Die Partie ist symbolisch in eine Anzahl ungefähr gleicher Teile aufzuteilen, entsprechend der Anzahl der Sammelproben, wie unter 5.B.3 vorgesehen. Falls die Anzahl grösser als 1 ist, ist die Gesamtanzahl der unter 5.B.2 vorgesehenen Einzelproben ungefähr gleich auf die verschiedenen Teile zu verteilen. Anschließend sind Proben ungefähr gleicher Menge (d) dergestalt zu ziehen, daß die Gesamtmenge der Proben jedes Teiles nicht unter dem Mindestgewicht von 4 kg liegt, wie dies für jede Sammelprobe erforderlich ist. Die aus verschiedenen Teilen stammenden Einzelproben dürfen nicht miteinander vereinigt werden.

6.3. Fertigung der Sammelproben 6.3.A. zur Kontrolle von Stoffen oder Erzeugnissen, die gleichmässig im Futtermittel verteilt sind

Die Einzelproben sind zu sammeln, um eine einzige Sammelprobe zu bilden.

6.3.B. zur Kontrolle von unerwünschten Stoffen oder Erzeugnissen, die ungleichmässig im Futtermittel verteilt sein können, wie zum Beispiel Aflatoxine, Mutterkorn, Ricinus und Crotolaria in Einzelfuttermitteln

Die Einzelproben aus jedem Teil der Partie sind zu sammeln und daraus die in 5.B.3 vorgesehene Anzahl Sammelproben herzustellen. Es ist darauf zu achten, die Herkunft jeder Sammelprobe anzugeben.

6.4. Fertigung der Endproben

Die Gesamtmenge jeder Sammelprobe ist sorgfältig zu mischen, bis man eine homogene Probe erhält (e). Wenn nötig, kann die Sammelprobe bis zu mindestens 2 kg bzw. 2 l entweder mittels eines mechanischen Probeteilers oder durch das Vierteilungsverfahren reduziert werden (reduzierte Sammelprobe).

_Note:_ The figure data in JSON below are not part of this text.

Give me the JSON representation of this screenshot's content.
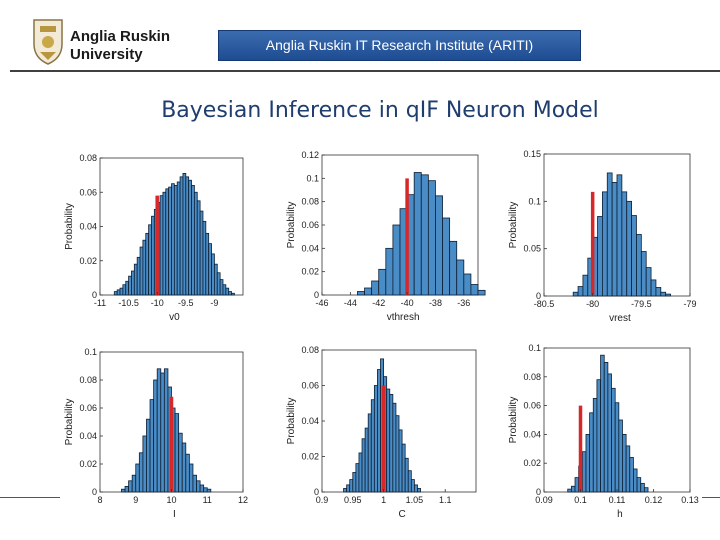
{
  "header": {
    "logo_line1": "Anglia Ruskin",
    "logo_line2": "University",
    "banner": "Anglia Ruskin IT Research Institute (ARITI)",
    "title": "Bayesian Inference in qIF Neuron Model"
  },
  "colors": {
    "bar": "#4a8cc6",
    "bar_edge": "#0d1f33",
    "true_value": "#d62828"
  },
  "chart_data": [
    {
      "type": "bar",
      "xlabel": "v0",
      "ylabel": "Probability",
      "xlim": [
        -11,
        -8.5
      ],
      "ylim": [
        0,
        0.08
      ],
      "xticks": [
        -11,
        -10.5,
        -10,
        -9.5,
        -9
      ],
      "xticklabels": [
        "-11",
        "-10.5",
        "-10",
        "-9.5",
        "-9"
      ],
      "yticks": [
        0,
        0.02,
        0.04,
        0.06,
        0.08
      ],
      "yticklabels": [
        "0",
        "0.02",
        "0.04",
        "0.06",
        "0.08"
      ],
      "bin_start": -10.75,
      "bin_width": 0.05,
      "values": [
        0.002,
        0.003,
        0.004,
        0.006,
        0.008,
        0.011,
        0.014,
        0.018,
        0.022,
        0.028,
        0.032,
        0.036,
        0.041,
        0.046,
        0.05,
        0.054,
        0.058,
        0.06,
        0.062,
        0.063,
        0.065,
        0.064,
        0.066,
        0.069,
        0.071,
        0.069,
        0.067,
        0.064,
        0.06,
        0.055,
        0.049,
        0.043,
        0.036,
        0.03,
        0.024,
        0.018,
        0.013,
        0.009,
        0.006,
        0.004,
        0.002,
        0.001
      ],
      "true_value": -10,
      "true_height": 0.058
    },
    {
      "type": "bar",
      "xlabel": "vthresh",
      "ylabel": "Probability",
      "xlim": [
        -46,
        -35
      ],
      "ylim": [
        0,
        0.12
      ],
      "xticks": [
        -46,
        -44,
        -42,
        -40,
        -38,
        -36
      ],
      "xticklabels": [
        "-46",
        "-44",
        "-42",
        "-40",
        "-38",
        "-36"
      ],
      "yticks": [
        0,
        0.02,
        0.04,
        0.06,
        0.08,
        0.1,
        0.12
      ],
      "yticklabels": [
        "0",
        "0.02",
        "0.04",
        "0.06",
        "0.08",
        "0.1",
        "0.12"
      ],
      "bin_start": -43.5,
      "bin_width": 0.5,
      "values": [
        0.003,
        0.006,
        0.012,
        0.022,
        0.04,
        0.06,
        0.074,
        0.086,
        0.105,
        0.103,
        0.098,
        0.085,
        0.066,
        0.046,
        0.03,
        0.018,
        0.009,
        0.004
      ],
      "true_value": -40,
      "true_height": 0.1
    },
    {
      "type": "bar",
      "xlabel": "vrest",
      "ylabel": "Probability",
      "xlim": [
        -80.5,
        -79
      ],
      "ylim": [
        0,
        0.15
      ],
      "xticks": [
        -80.5,
        -80,
        -79.5,
        -79
      ],
      "xticklabels": [
        "-80.5",
        "-80",
        "-79.5",
        "-79"
      ],
      "yticks": [
        0,
        0.05,
        0.1,
        0.15
      ],
      "yticklabels": [
        "0",
        "0.05",
        "0.1",
        "0.15"
      ],
      "bin_start": -80.2,
      "bin_width": 0.05,
      "values": [
        0.004,
        0.01,
        0.022,
        0.04,
        0.062,
        0.084,
        0.11,
        0.13,
        0.12,
        0.128,
        0.11,
        0.1,
        0.085,
        0.065,
        0.047,
        0.03,
        0.017,
        0.009,
        0.004,
        0.002
      ],
      "true_value": -80,
      "true_height": 0.11
    },
    {
      "type": "bar",
      "xlabel": "I",
      "ylabel": "Probability",
      "xlim": [
        8,
        12
      ],
      "ylim": [
        0,
        0.1
      ],
      "xticks": [
        8,
        9,
        10,
        11,
        12
      ],
      "xticklabels": [
        "8",
        "9",
        "10",
        "11",
        "12"
      ],
      "yticks": [
        0,
        0.02,
        0.04,
        0.06,
        0.08,
        0.1
      ],
      "yticklabels": [
        "0",
        "0.02",
        "0.04",
        "0.06",
        "0.08",
        "0.1"
      ],
      "bin_start": 8.6,
      "bin_width": 0.1,
      "values": [
        0.002,
        0.004,
        0.008,
        0.012,
        0.02,
        0.028,
        0.04,
        0.052,
        0.066,
        0.08,
        0.088,
        0.085,
        0.088,
        0.075,
        0.06,
        0.056,
        0.042,
        0.035,
        0.027,
        0.02,
        0.012,
        0.008,
        0.005,
        0.003,
        0.002
      ],
      "true_value": 10,
      "true_height": 0.068
    },
    {
      "type": "bar",
      "xlabel": "C",
      "ylabel": "Probability",
      "xlim": [
        0.9,
        1.15
      ],
      "ylim": [
        0,
        0.08
      ],
      "xticks": [
        0.9,
        0.95,
        1,
        1.05,
        1.1
      ],
      "xticklabels": [
        "0.9",
        "0.95",
        "1",
        "1.05",
        "1.1"
      ],
      "yticks": [
        0,
        0.02,
        0.04,
        0.06,
        0.08
      ],
      "yticklabels": [
        "0",
        "0.02",
        "0.04",
        "0.06",
        "0.08"
      ],
      "bin_start": 0.935,
      "bin_width": 0.005,
      "values": [
        0.002,
        0.004,
        0.007,
        0.011,
        0.016,
        0.022,
        0.03,
        0.036,
        0.044,
        0.052,
        0.06,
        0.069,
        0.075,
        0.065,
        0.058,
        0.055,
        0.05,
        0.043,
        0.035,
        0.027,
        0.019,
        0.012,
        0.007,
        0.004,
        0.002
      ],
      "true_value": 1,
      "true_height": 0.06
    },
    {
      "type": "bar",
      "xlabel": "h",
      "ylabel": "Probability",
      "xlim": [
        0.09,
        0.13
      ],
      "ylim": [
        0,
        0.1
      ],
      "xticks": [
        0.09,
        0.1,
        0.11,
        0.12,
        0.13
      ],
      "xticklabels": [
        "0.09",
        "0.1",
        "0.11",
        "0.12",
        "0.13"
      ],
      "yticks": [
        0,
        0.02,
        0.04,
        0.06,
        0.08,
        0.1
      ],
      "yticklabels": [
        "0",
        "0.02",
        "0.04",
        "0.06",
        "0.08",
        "0.1"
      ],
      "bin_start": 0.0965,
      "bin_width": 0.001,
      "values": [
        0.002,
        0.004,
        0.01,
        0.018,
        0.028,
        0.04,
        0.055,
        0.065,
        0.078,
        0.095,
        0.09,
        0.082,
        0.072,
        0.062,
        0.05,
        0.04,
        0.032,
        0.024,
        0.016,
        0.01,
        0.006,
        0.003
      ],
      "true_value": 0.1,
      "true_height": 0.06
    }
  ]
}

Dann werden mindestens drei ungefähr gleich grosse Endproben hergestellt, entsprechend den mengenmässigen Anforderungen unter 5.A.4 oder 5.B.4. Jede Probe ist in einen geeigneten Behälter zu fuellen. Es sind alle notwendigen Vorkehrungen zu treffen, damit jede Veränderung der Zusammensetzung bzw. Verunreinigung oder Beschädigung der Probe während des Transportes oder der Lagerung vermieden wird.

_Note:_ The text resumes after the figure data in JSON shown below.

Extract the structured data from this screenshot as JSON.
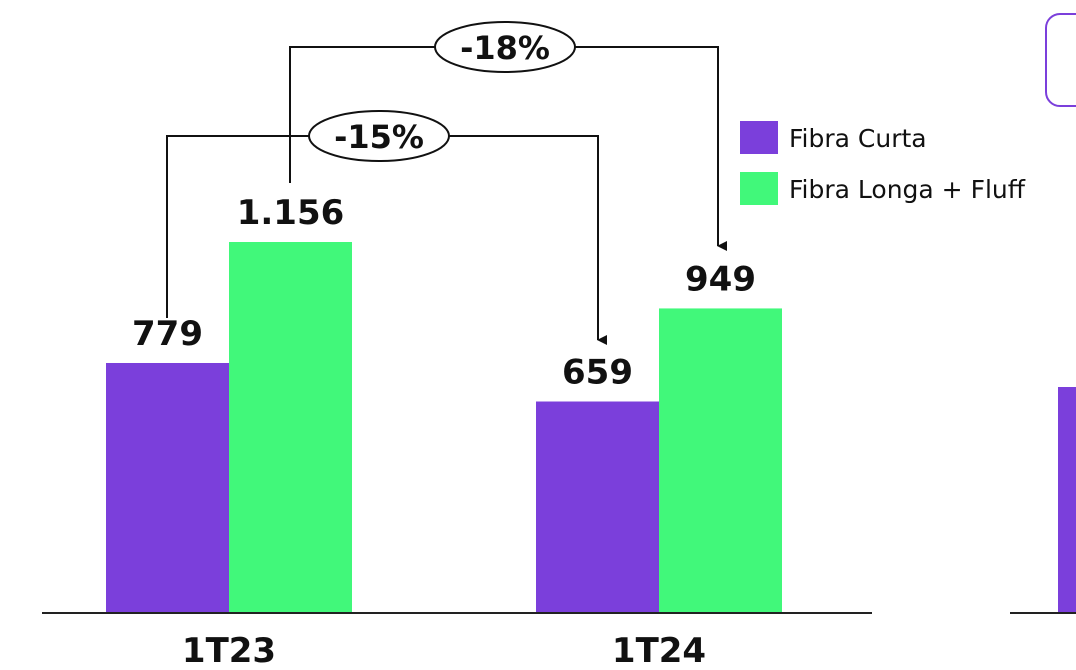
{
  "colors": {
    "series1": "#7B3FDB",
    "series2": "#41F87A",
    "axis": "#222222",
    "frame": "#7B3FDB"
  },
  "chart_data": {
    "type": "bar",
    "categories": [
      "1T23",
      "1T24"
    ],
    "series": [
      {
        "name": "Fibra Curta",
        "values": [
          779,
          659
        ],
        "labels": [
          "779",
          "659"
        ]
      },
      {
        "name": "Fibra Longa + Fluff",
        "values": [
          1156,
          949
        ],
        "labels": [
          "1.156",
          "949"
        ]
      }
    ],
    "ylim": [
      0,
      1200
    ],
    "grid": false,
    "legend_position": "top-right",
    "annotations": [
      {
        "text": "-15%",
        "series": "Fibra Curta",
        "from": "1T23",
        "to": "1T24"
      },
      {
        "text": "-18%",
        "series": "Fibra Longa + Fluff",
        "from": "1T23",
        "to": "1T24"
      }
    ]
  }
}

(d) Bei den verpackten Futtermitteln ist ein Teil des zu bemusternden Inhalts mittels eines Probestechers oder einer Schaufel zu entnehmen, eventuell nachdem die Packungen getrennt geleert wurden. (e) Wenn erforderlich, sind Klumpen bei jeder Sammelprobe zu zerdrücken ; dabei werden diese gegebenenfalls von dem übrigen Material abgetrennt und anschließend wieder gründlich untergemischt. 6.5. Verschließung und Kennzeichnung der Endproben

Die Behälter oder Packungen sind so zu versiegeln bzw. zu plombieren, daß sie nicht ohne Beschädigung des Siegels bzw. der Plombe geöffnet werden können. Die Kennzeichnung der Probe muß von dem Siegel bzw. der Plombe mit erfasst werden

7. PROBENAHMEPROTOKOLL

Für jede Probenahme ist ein Probenahmeprotokoll zu erstellen, aus dem die Identität der bemusterten Partie eindeutig hervorgeht.

8. VERWENDUNG DER ENDPROBEN

Für jede Sammelprobe wird so schnell wie möglich mindestens eine Endprobe an das mit der Untersuchung beauftragte Laboratorium gesandt zusammen mit den Angaben, die für die Untersuchung erforderlich sind.